Telco

Vivendi sconfitta dal Fondo Elliott, cambiamenti in vista

Il Fondo Elliott ha "sconfitto" Vivendi. Pochi minuti fa l'assemblea degli azionisti di TIM, sotto la presidenza di Franco Bernabè, si è espressa a favore del Fondo statunitense con il 49,84% dei voti. La lista del primo azionista non ha convinto gli investitori e si prospetta un nuovo Consiglio di Amministrazione composto da 15 amministratori.

I 10 indipendenti proposti dagli americani sono Fulvio Conti, Alfredo Altavilla, Massimo Ferrari, Paola Giannotti de Ponti, Luigi Gubitosi, Paola Bonomo, Maria Elena Cappello, Lucia Morselli, Dante Roscini e Rocco Sabelli. Vivendi per i cinque posti rimanenti ha proposto Amos Genish, Arnaud Roy de Puyfontaine e gli indipendenti Marella Moretti, Michele Valensise e Giuseppina Capaldo.

azioni
Il rapporto azionario

"Continueremo a supportare la strategia di Amos Genish, staremo molto attenti e vigileremo per impedire la strategia di smantellamento della società. Siamo azionisti a lungo termine, sosteniamo la strategia industriale di Amos Genish", ha commentato Simon Gillham, direttore della comunicazione di Vivendi, a margine dell'assemblea.

In fase di voto erano presenti 4140 azionisti detentori del 67,15% del capitale ordinario della società. Il 49,84% ha votato per il Fondo Eliott, il 47,18% per Vivendi e il 2,38% si è astenuto.

tim1

Non resta che attendere il primo consiglio di amministrazione di TIM di lunedì per la distribuzione delle deleghe. Amos Genish comunque dovrebbe essere confermato AD.

In sintesi questo cambio dovrebbe prospettare una serie di novità strategiche.
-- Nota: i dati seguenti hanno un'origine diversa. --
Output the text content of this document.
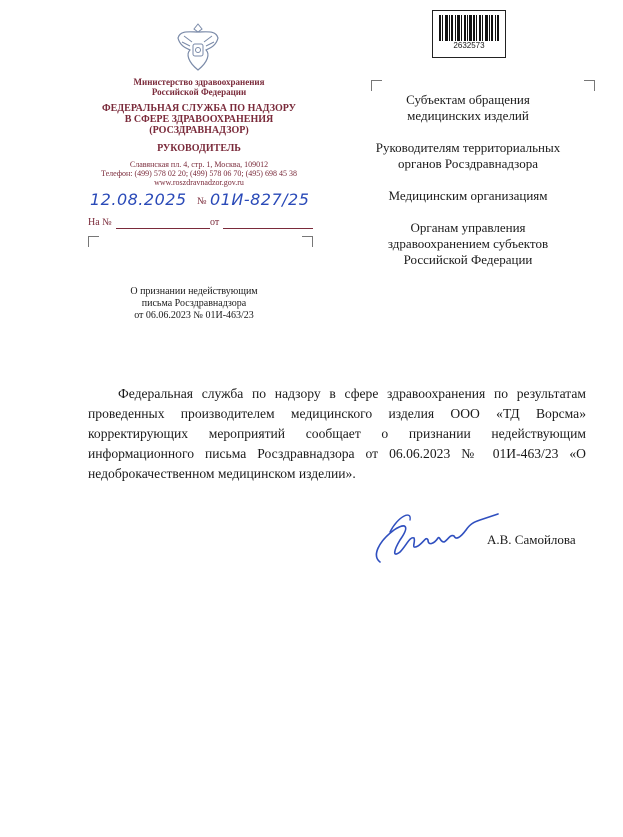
2632573
Министерство здравоохранения
Российской Федерации
ФЕДЕРАЛЬНАЯ СЛУЖБА ПО НАДЗОРУ
В СФЕРЕ ЗДРАВООХРАНЕНИЯ
(РОСЗДРАВНАДЗОР)
РУКОВОДИТЕЛЬ
Славянская пл. 4, стр. 1, Москва, 109012
Телефон: (499) 578 02 20; (499) 578 06 70; (495) 698 45 38
www.roszdravnadzor.gov.ru
12.08.2025 № 01И-827/25
На №	от

Субъектам обращения медицинских изделий

Руководителям территориальных органов Росздравнадзора

Медицинским организациям

Органам управления здравоохранением субъектов Российской Федерации

О признании недействующим
письма Росздравнадзора
от 06.06.2023 № 01И-463/23

Федеральная служба по надзору в сфере здравоохранения по результатам проведенных производителем медицинского изделия ООО «ТД Ворсма» корректирующих мероприятий сообщает о признании недействующим информационного письма Росздравнадзора от 06.06.2023 № 01И-463/23 «О недоброкачественном медицинском изделии».

А.В. Самойлова
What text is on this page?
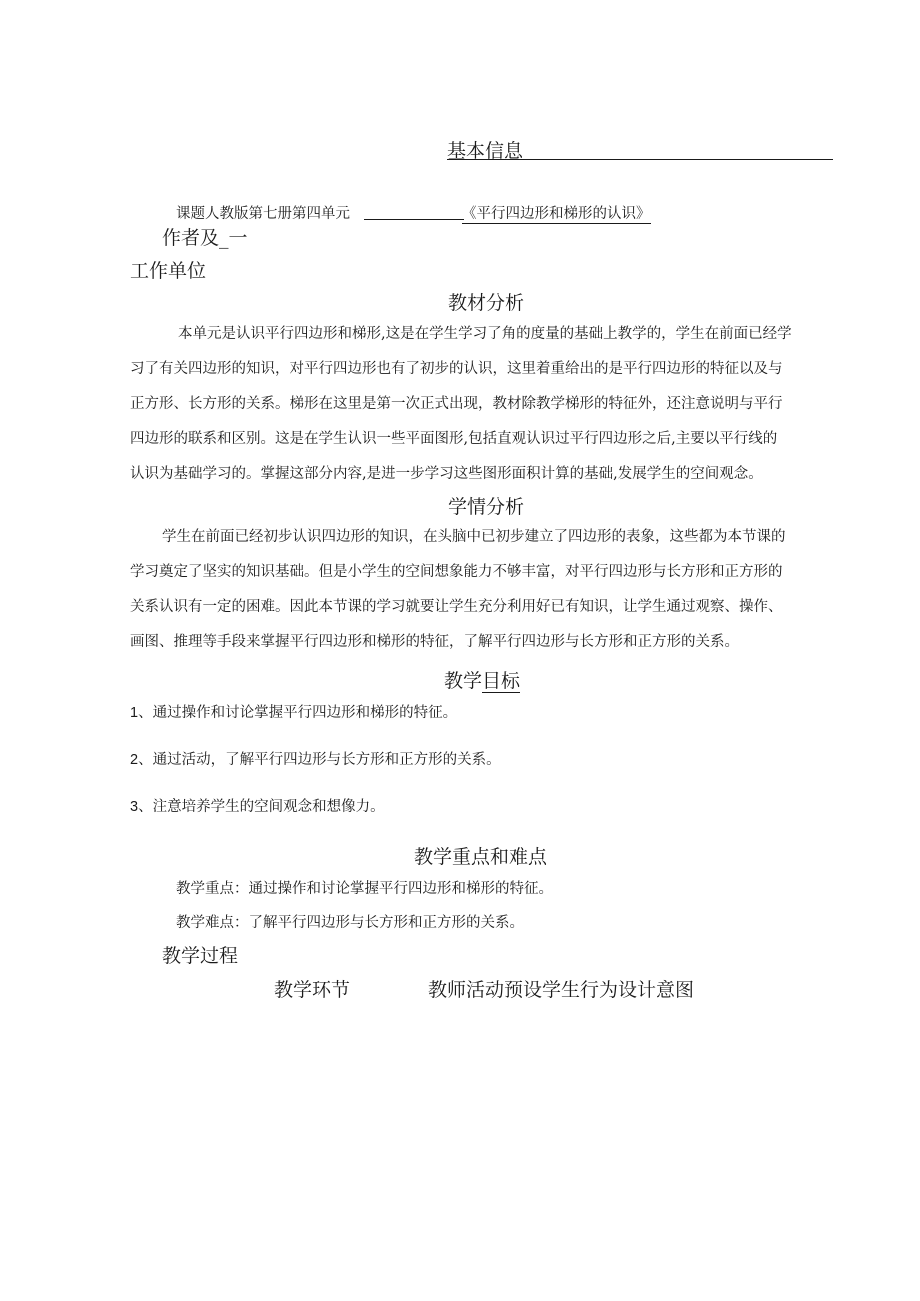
基本信息
课题人教版第七册第四单元	《平行四边形和梯形的认识》
作者及_一
工作单位
教材分析

本单元是认识平行四边形和梯形,这是在学生学习了角的度量的基础上教学的，学生在前面已经学

习了有关四边形的知识，对平行四边形也有了初步的认识，这里着重给出的是平行四边形的特征以及与

正方形、长方形的关系。梯形在这里是第一次正式出现，教材除教学梯形的特征外，还注意说明与平行

四边形的联系和区别。这是在学生认识一些平面图形,包括直观认识过平行四边形之后,主要以平行线的

认识为基础学习的。掌握这部分内容,是进一步学习这些图形面积计算的基础,发展学生的空间观念。

学情分析

学生在前面已经初步认识四边形的知识，在头脑中已初步建立了四边形的表象，这些都为本节课的

学习奠定了坚实的知识基础。但是小学生的空间想象能力不够丰富，对平行四边形与长方形和正方形的

关系认识有一定的困难。因此本节课的学习就要让学生充分利用好已有知识，让学生通过观察、操作、

画图、推理等手段来掌握平行四边形和梯形的特征，了解平行四边形与长方形和正方形的关系。

教学目标
1、通过操作和讨论掌握平行四边形和梯形的特征。
2、通过活动，了解平行四边形与长方形和正方形的关系。
3、注意培养学生的空间观念和想像力。
教学重点和难点
教学重点：通过操作和讨论掌握平行四边形和梯形的特征。
教学难点：了解平行四边形与长方形和正方形的关系。
教学过程
教学环节	教师活动预设学生行为设计意图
Una di queste potrebbe essere legata al progetto di societarizzazione della rete, che il Fondo Eliott ha sempre considerato non solo prioritario ma da aprire a ogni investitore esterno potenziale. Un indirizzo che piace anche al Ministro per lo Sviluppo Economico Carlo Calenda.

"La rete telefonica dovrà essere come quella del gas, dell'elettricità o dell'acqua. Sarà una garanzia per tutti gli operatori", ha dichiarato recentemente il Ministro.

"Cassa Depositi e Prestiti è intervenuta per supportare un progetto che vuole trasformare Tim in una public company e scorporare la rete non per prendere il controllo dell'azienda. Vivendi è stato un pessimo azionista e l'Italia ha bisogno di una rete unica forte capace di mobilitare investimenti. Sono favorevole agli investimenti esteri, ma questo non vuol dire rimanere inerti quando dimostrano di distruggere valore piuttosto che crearlo soprattutto quando in ballo c'è un interesse strategico".

Ad ogni modo Vivendi continua a detenere il 23,94% delle azioni, mentre Elliott si ferma al 9,2%.